Reputation: 1159
I have users, registered with the EMail function of Firebase Authentication. Only authenticated users should write to my Firestore database.
My rule (from the documentation):
allow write: if request.auth != null;
allows access to every request where there is an non-null auth-object. This doesn't seem to be very secure. As you could just make a request with any auth = {something: "hacker"}
object.
So, to avoid this problem. How do I check if the given request.auth.uid
is actually the one from the Firebase Authentication service?
Upvotes: 1
Views: 83
Reputation: 1952
These set of rules worked for me.
service cloud.firestore {
match /databases/{database}/documents {
match /{document=**} {
allow read, write: if request.auth.uid != null;
}
}
}
Upvotes: 1
Reputation: 598740
The request.auth
variable is populated by Firebase automatically on the server, based on the ID token that is sent along from the client with each request. Minting an ID token for a given Firebase project, requires that you have access to the administrative credentials for that project.
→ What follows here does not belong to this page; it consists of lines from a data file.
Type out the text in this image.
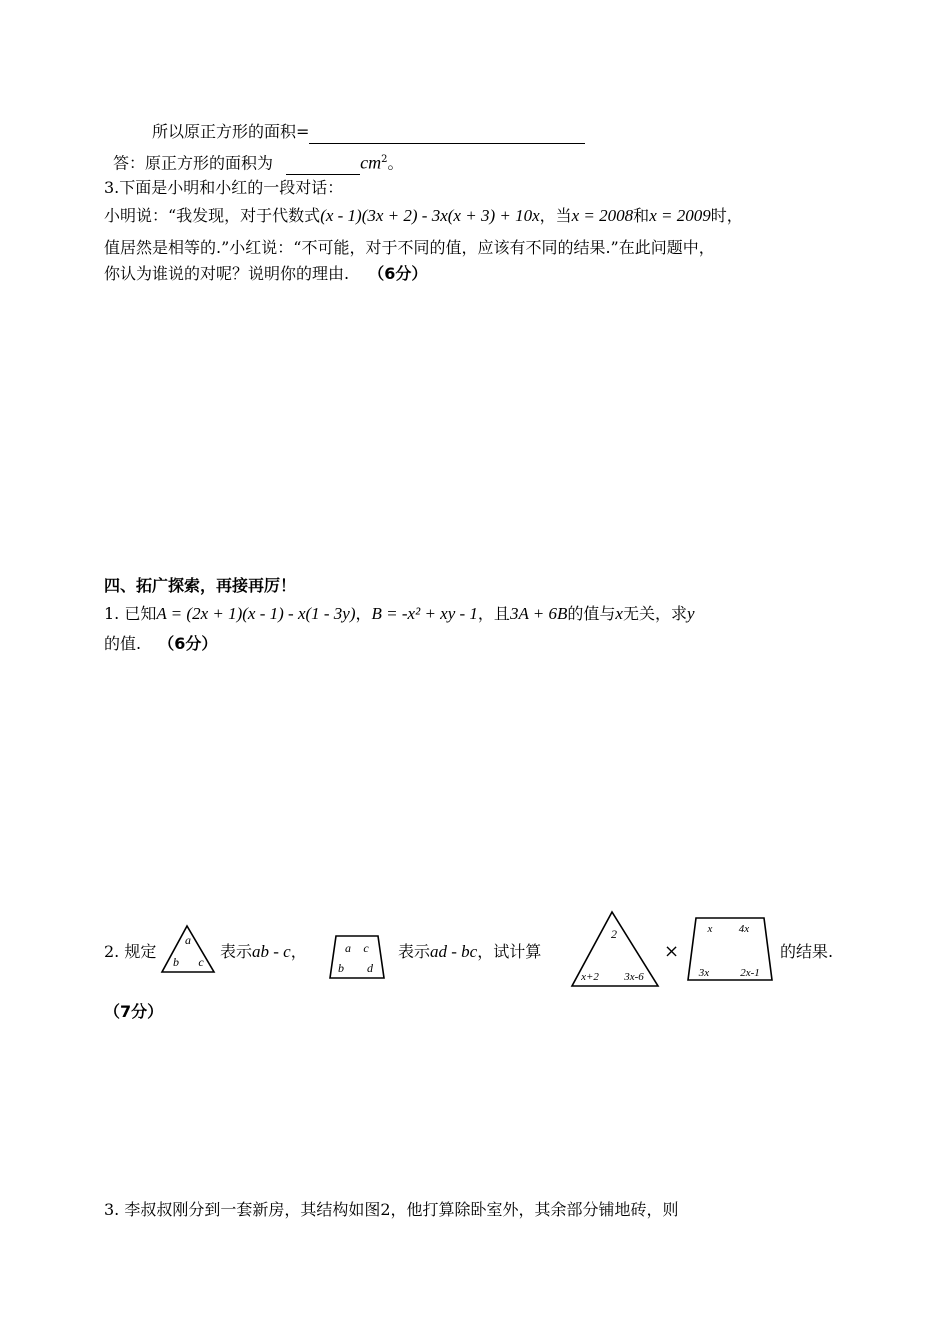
所以原正方形的面积=
答：原正方形的面积为	$cm^2$。
3.下面是小明和小红的一段对话：
小明说：“我发现，对于代数式(x - 1)(3x + 2) - 3x(x + 3) + 10x，当x = 2008和x = 2009时，
值居然是相等的.”小红说：“不可能，对于不同的值，应该有不同的结果.”在此问题中，
你认为谁说的对呢？说明你的理由. （6分）
四、拓广探索，再接再厉！
1. 已知A = (2x + 1)(x - 1) - x(1 - 3y)，B = -x² + xy - 1，且3A + 6B的值与x无关，求y
的值. （6分）
2. 规定
a
b c
表示ab - c，	a c
b d
表示ad - bc，试计算
2
x+2 3x-6
×
x 4x
3x	2x-1
的结果.
（7分）
3. 李叔叔刚分到一套新房，其结构如图2，他打算除卧室外，其余部分铺地砖，则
This means that, as long as you ensure that you don't share the administrative credentials for your project publicly, nobody can inject their own information into the ID token, and this the request.auth
object in your database is actually secure from tampering.
The rule in your question limits who can write data, as the user will need to be signed in to Firebase Authentication to be able to write. You'll typically also want to limit what the user can do, both by controlling the access (for example, only letting them access their own data), and by validating the data that they write.